# Natural Language Processing(3): Sentiment Analysis

A few key points to remember with sentiment analysis:
1. **TextBlob**: Textblob is a python library built on top of **nltk**. Linguistic researchers have labeled the sentiment of words based on their domain expertise. Sentiment of words can vary based on where it is in a sentence. The TextBlob module allows us to take advantage of these lables.
2. **Sentiment Labels**: Each word in a corpus is labeled in terms of polarity and subjectivity. A corpus' sentiment is the average of these.
    - **Polarity**: How positive or negative a word is. -1 means very negative and +1 means very positive.
    - **Subjectivity**: How subjective, or opinionated a word is. 0 is fact, and +1 is an opinion.

The output of sentiment analysis is score. For example, for each actor we will give the them a sentiment score, which means how positive/negative they are and a subjectivity score, meaning how opinioned they are.

Since sentiment analysis has great relationship with orders of words. So we will start by reading in the corpus instead of document term matrix(DTM).

In [None]:
import pandas as pd
data = pd.read_pickle('corpus.pkl')
data

In [None]:
from textblob import TextBlob

# using lambda function to find the polarity and subjectivity of each transcript
data['polarity'] = data['transcript'].apply(lambda x: TextBlob(x).sentiment.polarity)
data['subjectivity'] = data['transcript'].apply(lambda x: TextBlob(x).sentiment.subjectivity)

data

In [None]:
# Plot the results
import matplotlib.pyplot as plt
%matplolib inline

# setting the size
plt.rcParams['figure.figsize'] = [10, 8]

for index, actor in enumerate(data.index):
    x = data['polarity'].loc[actor]
    y = data['subjectivity'].loc[actor]
    plt.scatter(x, y)
    plt.text(x + 0.001, y + 0.001, data['full_name'][index], fontsize = 10)
    plt.xlim(-0.01, 0.12)

plt.title('Sentiment Analysis', fontsize = 20)
plt.xlabel('<-- Negative -------- Positive -->', fontsize=15)
plt.ylabel('<-- Facts -------- Opinions -->', fontsize=15)

plt.show()

In [None]:
# To check how the sentiment changed with time
import numpy as np
import math

# Split each routine into 10 parts
def split_text(text, n = 10):
    length = len(text)
    size = math.floor(length / n)
    start = np.arange(0, length, size)
    
    split_list = []
    for piece in range(n):
        split_list.append(text[start[piece]: start[piece] + size])
    
    return split_list

In [None]:
# create a list to hold all of the pieces of text
list_pieces = []

for t in data.transcript:
    split = split_text(t)
    list_pieces.append(split)

list_pieces
# There are 12 actors(len(list_pieces)) in list_pieces and 10 pieces of text(len(list_pieces[0])) in each of transcript

In [None]:
# Calculate the polarity for each piece of text
polarity_transcript = []
for lp in list_pieces:
    polarity_piece = []
    for p in lp:
        polarity_piece.append(TextBlob(p).sentiment.polarity)
    polarity_transcript.append(polarity_piece)

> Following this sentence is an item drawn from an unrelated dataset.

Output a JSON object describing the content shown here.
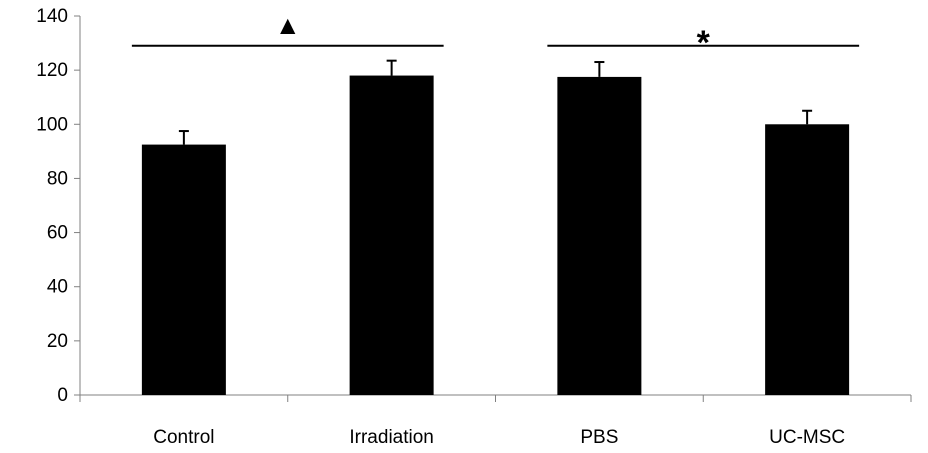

# polarity_transcript is a nested list list
polarity_transcript

In [None]:
# Show the plot for all comedians
plt.rcParams['figure.figsize'] = [16, 12]

for index, actor in enumerate(data.index):
    plt.subplot(3, 4, index+1)
    plt.plot(polarity_transcript[index])
    
    # The following line is actually y=0, which is a standard line to help to identify the scope of previous
    plt.plot(np.arange(0,10), np.zeros(10))
    plt.title(data['full_name'][index])
    plt.ylim(ymin = -0.2, ymax - 0.3)

plt.show()